Eldy Supriadi dari Ruang Rakyat Garut menilai kegiatan itu lebih berorientasi pada pencitraan ketimbang menjawab kebutuhan riil masyarakat.
“Anggaran sebesar itu dipakai untuk acara seremonial demi menampilkan wajah Garut di tingkat nasional, sementara warga masih kesulitan memenuhi kebutuhan dasar,” ujarnya.
Tak hanya menyoroti substansi kegiatan, Eldy juga mengungkap adanya dugaan tekanan tidak langsung kepada aparatur di tingkat kecamatan. Sejumlah camat, yang enggan disebutkan namanya, disebut harus menyiapkan kontribusi tambahan seperti pembuatan replika atau patung untuk memeriahkan acara.
Ironisnya, sebagian dari mereka dikabarkan terpaksa menggunakan dana pribadi karena anggaran kecamatan tidak dapat digunakan tanpa berisiko menjadi temuan audit. Kondisi ini memunculkan pertanyaan serius terkait tata kelola kegiatan tersebut.

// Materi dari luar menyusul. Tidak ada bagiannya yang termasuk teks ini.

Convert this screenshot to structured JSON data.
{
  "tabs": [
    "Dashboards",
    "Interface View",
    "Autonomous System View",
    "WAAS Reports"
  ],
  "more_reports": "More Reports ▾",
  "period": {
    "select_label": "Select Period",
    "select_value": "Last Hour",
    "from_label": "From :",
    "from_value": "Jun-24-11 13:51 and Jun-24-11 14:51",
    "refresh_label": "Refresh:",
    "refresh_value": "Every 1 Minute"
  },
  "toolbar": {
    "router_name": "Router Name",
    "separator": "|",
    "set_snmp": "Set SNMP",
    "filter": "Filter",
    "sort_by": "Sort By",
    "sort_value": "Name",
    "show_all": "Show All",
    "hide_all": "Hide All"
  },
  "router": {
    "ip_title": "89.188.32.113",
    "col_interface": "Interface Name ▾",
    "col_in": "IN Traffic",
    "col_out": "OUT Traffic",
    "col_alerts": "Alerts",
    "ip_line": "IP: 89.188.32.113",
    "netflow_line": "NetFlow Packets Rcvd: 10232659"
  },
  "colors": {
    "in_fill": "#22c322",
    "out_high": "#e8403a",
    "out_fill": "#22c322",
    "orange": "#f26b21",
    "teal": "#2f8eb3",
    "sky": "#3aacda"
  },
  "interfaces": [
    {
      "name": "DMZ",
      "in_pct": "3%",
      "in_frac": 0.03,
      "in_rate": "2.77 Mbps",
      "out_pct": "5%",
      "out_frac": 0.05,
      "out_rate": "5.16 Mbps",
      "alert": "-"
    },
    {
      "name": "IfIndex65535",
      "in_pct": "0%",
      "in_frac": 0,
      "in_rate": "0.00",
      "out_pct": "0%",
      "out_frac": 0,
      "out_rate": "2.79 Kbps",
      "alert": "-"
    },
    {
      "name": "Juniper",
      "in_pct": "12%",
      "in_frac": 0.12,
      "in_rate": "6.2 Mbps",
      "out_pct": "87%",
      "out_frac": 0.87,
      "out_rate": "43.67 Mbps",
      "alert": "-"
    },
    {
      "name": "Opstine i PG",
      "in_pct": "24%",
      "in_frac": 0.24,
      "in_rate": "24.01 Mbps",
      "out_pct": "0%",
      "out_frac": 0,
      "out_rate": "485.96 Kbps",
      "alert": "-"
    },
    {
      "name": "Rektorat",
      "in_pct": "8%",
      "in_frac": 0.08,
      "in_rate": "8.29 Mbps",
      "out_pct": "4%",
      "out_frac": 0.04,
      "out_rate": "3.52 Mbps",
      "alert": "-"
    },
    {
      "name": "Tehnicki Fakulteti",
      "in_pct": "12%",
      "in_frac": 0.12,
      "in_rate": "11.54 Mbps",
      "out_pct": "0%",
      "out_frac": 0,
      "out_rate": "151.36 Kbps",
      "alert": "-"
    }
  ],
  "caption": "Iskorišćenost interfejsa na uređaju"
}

“Ini bukan sekadar pemborosan anggaran, tapi berpotensi menjadi penyimpangan arah kebijakan. Replika-replika itu berisiko menjadi limbah setelah acara selesai. Siapa yang akan bertanggung jawab?” kata Eldy.
Ia juga menyoroti minimnya upaya pemerintah dalam mencari sumber pendanaan alternatif. Menurutnya, pembiayaan kegiatan semestinya dapat dialihkan melalui skema Corporate Social Responsibility (CSR) atau forum Tanggung Jawab Sosial dan Lingkungan (TJSL), bukan justru membebani anggaran publik di tengah kondisi sosial yang masih rentan.
Lebih jauh, Eldy menilai pemerintah daerah terkesan abai terhadap penderitaan warga terdampak bencana.
“Yang hilang hari ini adalah sensitivitas sosial. Ketika masyarakat membutuhkan bantuan nyata, yang muncul justru pesta anggaran,” tegasnya.
Kritik tersebut sekaligus menyoroti pentingnya transparansi dan akuntabilitas dalam pengelolaan anggaran daerah. Pengamat kebijakan publik menilai pemerintah perlu membuka secara rinci penggunaan dana tersebut, termasuk manfaat konkret yang dihasilkan bagi masyarakat.
Di sisi lain, pemerintah berdalih bahwa kegiatan budaya memiliki nilai strategis dalam pelestarian tradisi serta penguatan sektor pariwisata. Namun, argumen tersebut dinilai belum cukup untuk meredam kritik, terutama jika tidak disertai dengan bukti dampak ekonomi yang nyata dan terukur.
Polemik ini semakin menegaskan adanya jarak antara agenda seremonial pemerintah dengan kebutuhan mendesak masyarakat. Tanpa evaluasi menyeluruh, kebijakan semacam ini berpotensi terus menggerus kepercayaan publik terhadap pemerintah daerah.